Which problem is a regression task?

A Predicting spam vs not spam

B Predicting tomorrow's house price

C Grouping customers into segments

D Detecting the language of a tweet

Question 2

Why must you keep a separate test set?

A To train faster

B To measure performance on data the model never saw

C To save memory

D It is optional

Question 3

What three methods define scikit-learn's estimator API?

A open, read, close

B fit, predict, score

C load, clean, save

D add, commit, push

Question 4

What does logistic regression output before thresholding?

A A category directly

B A probability between 0 and 1

C An RMSE

D A cluster id

Question 5

In a confusion matrix, a false negative (FN) is…

A a positive predicted as positive

B a real positive predicted as negative (a miss)

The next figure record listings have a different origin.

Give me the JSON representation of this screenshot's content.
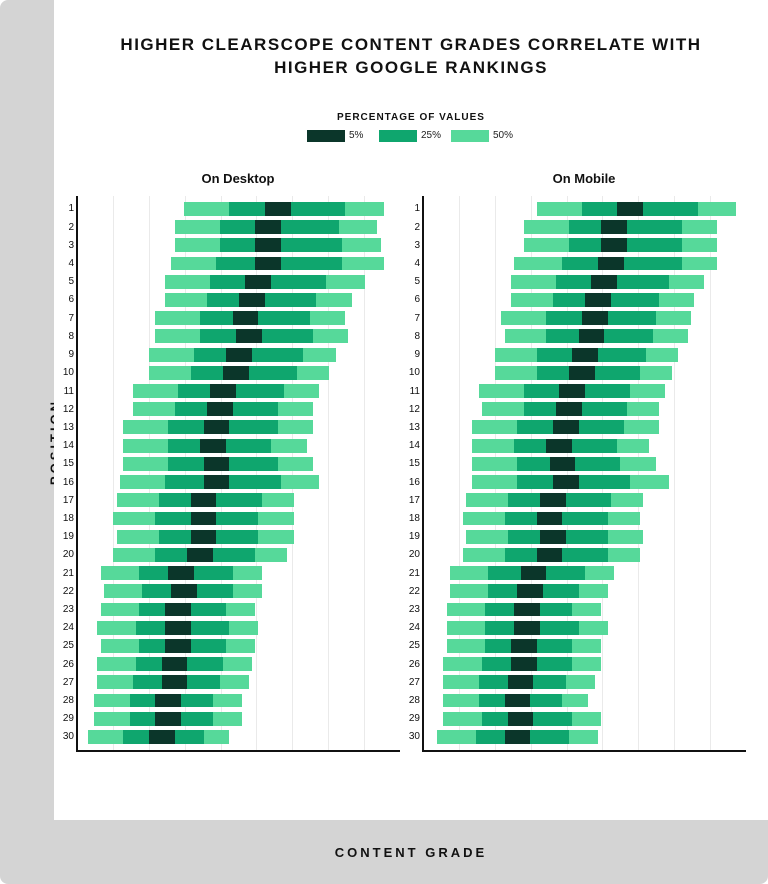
{
  "title": "HIGHER CLEARSCOPE CONTENT GRADES CORRELATE WITH HIGHER GOOGLE RANKINGS",
  "y_axis_label": "POSITION",
  "x_axis_label": "CONTENT GRADE",
  "legend": {
    "title": "PERCENTAGE OF VALUES",
    "items": [
      {
        "label": "5%",
        "color": "#0b362a"
      },
      {
        "label": "25%",
        "color": "#0fa66e"
      },
      {
        "label": "50%",
        "color": "#56d99a"
      }
    ]
  },
  "colors": {
    "p5": "#0b362a",
    "p25": "#0fa66e",
    "p50": "#56d99a",
    "grid": "#eaeaea",
    "axis": "#111111",
    "bg_outer": "#d4d4d4",
    "bg_inner": "#ffffff"
  },
  "chart": {
    "type": "horizontal-boxplot-bands",
    "xlim": [
      0,
      100
    ],
    "n_gridlines": 9,
    "row_height_pct": 76,
    "positions": [
      1,
      2,
      3,
      4,
      5,
      6,
      7,
      8,
      9,
      10,
      11,
      12,
      13,
      14,
      15,
      16,
      17,
      18,
      19,
      20,
      21,
      22,
      23,
      24,
      25,
      26,
      27,
      28,
      29,
      30
    ]
  },
  "panels": [
    {
      "title": "On Desktop",
      "rows": [
        {
          "p50": [
            33,
            95
          ],
          "p25": [
            47,
            83
          ],
          "p5": [
            58,
            66
          ]
        },
        {
          "p50": [
            30,
            93
          ],
          "p25": [
            44,
            81
          ],
          "p5": [
            55,
            63
          ]
        },
        {
          "p50": [
            30,
            94
          ],
          "p25": [
            44,
            82
          ],
          "p5": [
            55,
            63
          ]
        },
        {
          "p50": [
            29,
            95
          ],
          "p25": [
            43,
            82
          ],
          "p5": [
            55,
            63
          ]
        },
        {
          "p50": [
            27,
            89
          ],
          "p25": [
            41,
            77
          ],
          "p5": [
            52,
            60
          ]
        },
        {
          "p50": [
            27,
            85
          ],
          "p25": [
            40,
            74
          ],
          "p5": [
            50,
            58
          ]
        },
        {
          "p50": [
            24,
            83
          ],
          "p25": [
            38,
            72
          ],
          "p5": [
            48,
            56
          ]
        },
        {
          "p50": [
            24,
            84
          ],
          "p25": [
            38,
            73
          ],
          "p5": [
            49,
            57
          ]
        },
        {
          "p50": [
            22,
            80
          ],
          "p25": [
            36,
            70
          ],
          "p5": [
            46,
            54
          ]
        },
        {
          "p50": [
            22,
            78
          ],
          "p25": [
            35,
            68
          ],
          "p5": [
            45,
            53
          ]
        },
        {
          "p50": [
            17,
            75
          ],
          "p25": [
            31,
            64
          ],
          "p5": [
            41,
            49
          ]
        },
        {
          "p50": [
            17,
            73
          ],
          "p25": [
            30,
            62
          ],
          "p5": [
            40,
            48
          ]
        },
        {
          "p50": [
            14,
            73
          ],
          "p25": [
            28,
            62
          ],
          "p5": [
            39,
            47
          ]
        },
        {
          "p50": [
            14,
            71
          ],
          "p25": [
            28,
            60
          ],
          "p5": [
            38,
            46
          ]
        },
        {
          "p50": [
            14,
            73
          ],
          "p25": [
            28,
            62
          ],
          "p5": [
            39,
            47
          ]
        },
        {
          "p50": [
            13,
            75
          ],
          "p25": [
            27,
            63
          ],
          "p5": [
            39,
            47
          ]
        },
        {
          "p50": [
            12,
            67
          ],
          "p25": [
            25,
            57
          ],
          "p5": [
            35,
            43
          ]
        },
        {
          "p50": [
            11,
            67
          ],
          "p25": [
            24,
            56
          ],
          "p5": [
            35,
            43
          ]
        },
        {
          "p50": [
            12,
            67
          ],
          "p25": [
            25,
            56
          ],
          "p5": [
            35,
            43
          ]
        },
        {
          "p50": [
            11,
            65
          ],
          "p25": [
            24,
            55
          ],
          "p5": [
            34,
            42
          ]
        },
        {
          "p50": [
            7,
            57
          ],
          "p25": [
            19,
            48
          ],
          "p5": [
            28,
            36
          ]
        },
        {
          "p50": [
            8,
            57
          ],
          "p25": [
            20,
            48
          ],
          "p5": [
            29,
            37
          ]
        },
        {
          "p50": [
            7,
            55
          ],
          "p25": [
            19,
            46
          ],
          "p5": [
            27,
            35
          ]
        },
        {
          "p50": [
            6,
            56
          ],
          "p25": [
            18,
            47
          ],
          "p5": [
            27,
            35
          ]
        },
        {
          "p50": [
            7,
            55
          ],
          "p25": [
            19,
            46
          ],
          "p5": [
            27,
            35
          ]
        },
        {
          "p50": [
            6,
            54
          ],
          "p25": [
            18,
            45
          ],
          "p5": [
            26,
            34
          ]
        },
        {
          "p50": [
            6,
            53
          ],
          "p25": [
            17,
            44
          ],
          "p5": [
            26,
            34
          ]
        },
        {
          "p50": [
            5,
            51
          ],
          "p25": [
            16,
            42
          ],
          "p5": [
            24,
            32
          ]
        },
        {
          "p50": [
            5,
            51
          ],
          "p25": [
            16,
            42
          ],
          "p5": [
            24,
            32
          ]
        },
        {
          "p50": [
            3,
            47
          ],
          "p25": [
            14,
            39
          ],
          "p5": [
            22,
            30
          ]
        }
      ]
    },
    {
      "title": "On Mobile",
      "rows": [
        {
          "p50": [
            35,
            97
          ],
          "p25": [
            49,
            85
          ],
          "p5": [
            60,
            68
          ]
        },
        {
          "p50": [
            31,
            91
          ],
          "p25": [
            45,
            80
          ],
          "p5": [
            55,
            63
          ]
        },
        {
          "p50": [
            31,
            91
          ],
          "p25": [
            45,
            80
          ],
          "p5": [
            55,
            63
          ]
        },
        {
          "p50": [
            28,
            91
          ],
          "p25": [
            43,
            80
          ],
          "p5": [
            54,
            62
          ]
        },
        {
          "p50": [
            27,
            87
          ],
          "p25": [
            41,
            76
          ],
          "p5": [
            52,
            60
          ]
        },
        {
          "p50": [
            27,
            84
          ],
          "p25": [
            40,
            73
          ],
          "p5": [
            50,
            58
          ]
        },
        {
          "p50": [
            24,
            83
          ],
          "p25": [
            38,
            72
          ],
          "p5": [
            49,
            57
          ]
        },
        {
          "p50": [
            25,
            82
          ],
          "p25": [
            38,
            71
          ],
          "p5": [
            48,
            56
          ]
        },
        {
          "p50": [
            22,
            79
          ],
          "p25": [
            35,
            69
          ],
          "p5": [
            46,
            54
          ]
        },
        {
          "p50": [
            22,
            77
          ],
          "p25": [
            35,
            67
          ],
          "p5": [
            45,
            53
          ]
        },
        {
          "p50": [
            17,
            75
          ],
          "p25": [
            31,
            64
          ],
          "p5": [
            42,
            50
          ]
        },
        {
          "p50": [
            18,
            73
          ],
          "p25": [
            31,
            63
          ],
          "p5": [
            41,
            49
          ]
        },
        {
          "p50": [
            15,
            73
          ],
          "p25": [
            29,
            62
          ],
          "p5": [
            40,
            48
          ]
        },
        {
          "p50": [
            15,
            70
          ],
          "p25": [
            28,
            60
          ],
          "p5": [
            38,
            46
          ]
        },
        {
          "p50": [
            15,
            72
          ],
          "p25": [
            29,
            61
          ],
          "p5": [
            39,
            47
          ]
        },
        {
          "p50": [
            15,
            76
          ],
          "p25": [
            29,
            64
          ],
          "p5": [
            40,
            48
          ]
        },
        {
          "p50": [
            13,
            68
          ],
          "p25": [
            26,
            58
          ],
          "p5": [
            36,
            44
          ]
        },
        {
          "p50": [
            12,
            67
          ],
          "p25": [
            25,
            57
          ],
          "p5": [
            35,
            43
          ]
        },
        {
          "p50": [
            13,
            68
          ],
          "p25": [
            26,
            57
          ],
          "p5": [
            36,
            44
          ]
        },
        {
          "p50": [
            12,
            67
          ],
          "p25": [
            25,
            57
          ],
          "p5": [
            35,
            43
          ]
        },
        {
          "p50": [
            8,
            59
          ],
          "p25": [
            20,
            50
          ],
          "p5": [
            30,
            38
          ]
        },
        {
          "p50": [
            8,
            57
          ],
          "p25": [
            20,
            48
          ],
          "p5": [
            29,
            37
          ]
        },
        {
          "p50": [
            7,
            55
          ],
          "p25": [
            19,
            46
          ],
          "p5": [
            28,
            36
          ]
        },
        {
          "p50": [
            7,
            57
          ],
          "p25": [
            19,
            48
          ],
          "p5": [
            28,
            36
          ]
        },
        {
          "p50": [
            7,
            55
          ],
          "p25": [
            19,
            46
          ],
          "p5": [
            27,
            35
          ]
        },
        {
          "p50": [
            6,
            55
          ],
          "p25": [
            18,
            46
          ],
          "p5": [
            27,
            35
          ]
        },
        {
          "p50": [
            6,
            53
          ],
          "p25": [
            17,
            44
          ],
          "p5": [
            26,
            34
          ]
        },
        {
          "p50": [
            6,
            51
          ],
          "p25": [
            17,
            43
          ],
          "p5": [
            25,
            33
          ]
        },
        {
          "p50": [
            6,
            55
          ],
          "p25": [
            18,
            46
          ],
          "p5": [
            26,
            34
          ]
        },
        {
          "p50": [
            4,
            54
          ],
          "p25": [
            16,
            45
          ],
          "p5": [
            25,
            33
          ]
        }
      ]
    }
  ]
}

C a real negative predicted as negative

D a real negative predicted as positive

Question 6

Why can accuracy be misleading on imbalanced data?

A It is always wrong

B A model can score high by always predicting the majority class while catching no positives

C It is too slow

D It needs scaling

Question 7

Recall answers which question?

A Of flagged positives, how many were correct?

B Of the real positives, how many did we catch?

C What is the average error?

D How fast is the model?

Question 8

What is the benefit of k-fold cross-validation over a single split?

A It is faster

B It rotates the validation fold to give a stable mean and spread

C It needs no test set

D It removes outliers

Question 9

What is data leakage?

A Losing data files

B Test information influencing training (e.g. scaling with the test set)

C Too many features

D A network error

Question 10

What does a scikit-learn Pipeline guarantee?

A Faster training only

B Preprocessing is fit only on training data within each fold (leak-free)

C Higher accuracy always

D No need to split data

Question 11

A model scores 0.99 on training but 0.62 on test. This is…

A underfitting

B overfitting

C perfect

D data leakage in your favour

Question 12

Which is a cure for overfitting?

A A more complex model

B Regularisation (Ridge/Lasso) and more data

C Removing the test set

D Training longer on the same data